The basic truth is, most governmental decisions about technology are being made by people only moderately knowledgeable in the state of technology today. Sure, senators and representatives have some tech-savvy staff, but they themselves may have only a limited understanding of what their votes might mean to millions of people in the country. When they start hearing mention of BitTorrent, Metropolitan WiFi, and blogs, many will rightly think that people have started speaking in tongues.

Large corporations, such as cable providers, telecomm companies and the recording industry are well aware of this dearth of technological knowledge among legislators. They clearly understand the effects of legislation on their businesses and take great pains to communicate their desires and agenda to elected representatives. In some cases, they are even crafting the legislation that will later apply to their businesses.

Regardless of your views on the propriety of such persuasion, it helps illustrate the need for technology workers to be aware and active in protecting their interests. Lately we have seen proposed legislation that could conceivably outlaw entire classes of technology in an effort to protect copyright holders and other owners of intellectual property. Imagine your business being declared illegal overnight.

The next step

So, what does a concerned high-tech careerist do? First, get informed. Instead of just glossing over articles about telecomm regulations, mergers and often confusing court cases, learn more about them. Actively try to gain a deeper understanding of the issues and how they might directly effect you. The Internet provides excellent resources for research including the full text of proposed legislation and analysis on all sides of the issues. Even though you might not understand all the intricacies of a new law, you should at least be aware of it. With luck there’ll be a lawyer among your friends, family or client list that can help clarify some of the issues.

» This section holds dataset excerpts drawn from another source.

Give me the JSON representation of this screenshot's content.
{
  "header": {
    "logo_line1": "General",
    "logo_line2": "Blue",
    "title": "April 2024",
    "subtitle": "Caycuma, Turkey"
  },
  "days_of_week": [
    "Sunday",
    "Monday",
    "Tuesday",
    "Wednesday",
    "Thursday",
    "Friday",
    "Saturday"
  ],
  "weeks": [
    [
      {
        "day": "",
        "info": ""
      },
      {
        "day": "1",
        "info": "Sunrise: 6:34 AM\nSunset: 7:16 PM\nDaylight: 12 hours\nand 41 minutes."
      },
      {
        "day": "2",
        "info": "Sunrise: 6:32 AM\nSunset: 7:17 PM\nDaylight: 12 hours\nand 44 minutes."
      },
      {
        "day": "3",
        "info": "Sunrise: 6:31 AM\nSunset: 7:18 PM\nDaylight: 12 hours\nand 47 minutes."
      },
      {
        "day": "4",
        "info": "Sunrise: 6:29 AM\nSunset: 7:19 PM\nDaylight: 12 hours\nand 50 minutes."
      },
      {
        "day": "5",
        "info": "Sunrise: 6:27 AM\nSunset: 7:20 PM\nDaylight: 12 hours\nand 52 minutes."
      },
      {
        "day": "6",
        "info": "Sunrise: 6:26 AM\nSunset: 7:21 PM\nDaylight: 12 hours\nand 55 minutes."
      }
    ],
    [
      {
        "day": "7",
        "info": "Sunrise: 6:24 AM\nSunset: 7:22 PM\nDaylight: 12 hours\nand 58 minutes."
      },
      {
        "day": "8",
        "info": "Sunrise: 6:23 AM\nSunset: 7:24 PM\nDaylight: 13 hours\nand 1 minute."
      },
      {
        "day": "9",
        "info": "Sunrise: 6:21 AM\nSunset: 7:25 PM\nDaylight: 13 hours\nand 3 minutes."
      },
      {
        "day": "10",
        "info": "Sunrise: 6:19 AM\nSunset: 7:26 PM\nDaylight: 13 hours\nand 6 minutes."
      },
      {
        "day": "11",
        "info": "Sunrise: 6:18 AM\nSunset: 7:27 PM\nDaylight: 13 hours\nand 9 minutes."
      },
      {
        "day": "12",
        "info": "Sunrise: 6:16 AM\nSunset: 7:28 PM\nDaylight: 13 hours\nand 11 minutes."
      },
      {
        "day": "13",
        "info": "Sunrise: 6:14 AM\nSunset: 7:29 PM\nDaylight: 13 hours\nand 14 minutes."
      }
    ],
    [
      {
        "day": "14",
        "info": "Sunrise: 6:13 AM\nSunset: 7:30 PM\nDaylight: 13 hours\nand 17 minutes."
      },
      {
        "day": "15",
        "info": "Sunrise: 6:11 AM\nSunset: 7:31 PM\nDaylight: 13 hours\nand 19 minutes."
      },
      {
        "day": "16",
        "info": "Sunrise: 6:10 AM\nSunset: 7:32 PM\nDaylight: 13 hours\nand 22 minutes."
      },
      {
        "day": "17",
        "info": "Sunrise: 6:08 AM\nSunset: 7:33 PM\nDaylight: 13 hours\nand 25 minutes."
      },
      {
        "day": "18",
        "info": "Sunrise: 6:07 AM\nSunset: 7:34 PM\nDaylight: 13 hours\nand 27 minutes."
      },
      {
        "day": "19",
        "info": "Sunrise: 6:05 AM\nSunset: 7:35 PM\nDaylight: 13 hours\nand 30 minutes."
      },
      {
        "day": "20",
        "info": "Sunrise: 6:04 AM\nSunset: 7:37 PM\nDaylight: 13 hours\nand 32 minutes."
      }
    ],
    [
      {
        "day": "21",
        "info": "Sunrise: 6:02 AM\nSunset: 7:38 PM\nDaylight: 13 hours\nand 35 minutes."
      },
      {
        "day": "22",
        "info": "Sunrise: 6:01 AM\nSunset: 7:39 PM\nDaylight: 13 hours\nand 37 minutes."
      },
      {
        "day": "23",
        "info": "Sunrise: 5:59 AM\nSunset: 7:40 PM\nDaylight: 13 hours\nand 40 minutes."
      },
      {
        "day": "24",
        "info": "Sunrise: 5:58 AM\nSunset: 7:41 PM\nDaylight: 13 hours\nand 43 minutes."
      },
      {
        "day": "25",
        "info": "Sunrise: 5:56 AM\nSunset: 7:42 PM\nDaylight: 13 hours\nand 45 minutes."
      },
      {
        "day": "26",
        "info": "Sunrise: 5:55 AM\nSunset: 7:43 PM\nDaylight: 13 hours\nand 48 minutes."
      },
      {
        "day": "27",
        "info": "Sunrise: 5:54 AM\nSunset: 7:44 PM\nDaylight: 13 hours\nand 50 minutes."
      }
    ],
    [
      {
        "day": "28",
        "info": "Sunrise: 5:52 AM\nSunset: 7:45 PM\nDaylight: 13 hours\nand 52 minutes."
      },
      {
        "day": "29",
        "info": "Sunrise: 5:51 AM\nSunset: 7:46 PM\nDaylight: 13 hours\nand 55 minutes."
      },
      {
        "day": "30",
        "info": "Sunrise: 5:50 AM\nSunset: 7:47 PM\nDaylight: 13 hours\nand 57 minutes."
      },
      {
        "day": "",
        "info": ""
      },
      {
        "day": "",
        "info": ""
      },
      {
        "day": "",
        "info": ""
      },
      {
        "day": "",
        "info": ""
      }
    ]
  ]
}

Currently, I am delving into the confusing world of the Sarbanes-Oxley Act and how it applies to IT operations at public corporations. I never thought I would be drawn into the world of SEC filings, but the world has become an increasingly complicated place and technology is an integral part. Without a deeper understanding of this law, you or your managers could find yourself facing a subpoena, if your company has to restate earnings or has other accounting issues.

The next step is to get involved. There are organizations that seek to influence public policy in regards to technology issues. Probably the best known entity today is the Electronic Frontier Foundation or EFF. Their stated goal is “to protect your digital rights” and they go about that goal in a host of different ways. According to their web site, “EFF opposes misguided legislation, initiates and defends court cases preserving individuals' rights, launches global public campaigns, introduces leading edge proposals and papers, hosts frequent educational events, engages the press regularly, and publishes a comprehensive archive of digital civil liberties information.”

Getting involved can also mean assisting your local governments with technology decisions through advisory boards. Maybe your city wants to establish security cameras in public areas, renegotiate agreements with cable or telephone providers or provide free WiFi networking throughout the city. As an independent contractor or even as an employee of a corporation, your detailed expertise can help. You can provide an informational balance to the large corporations who seek to create more favorable terms for themselves, sometimes at the expense of the general public.

One thing is sure, a person in your position can no longer ignore technology issues. Everyday legislation is being written, court cases are being filed and lobbyists are pressing their views. If you want to have a voice in the future of technology, you need to step away from the computer and deal with the real-world issues of governmental policy, politics and an increasingly complicated technological world.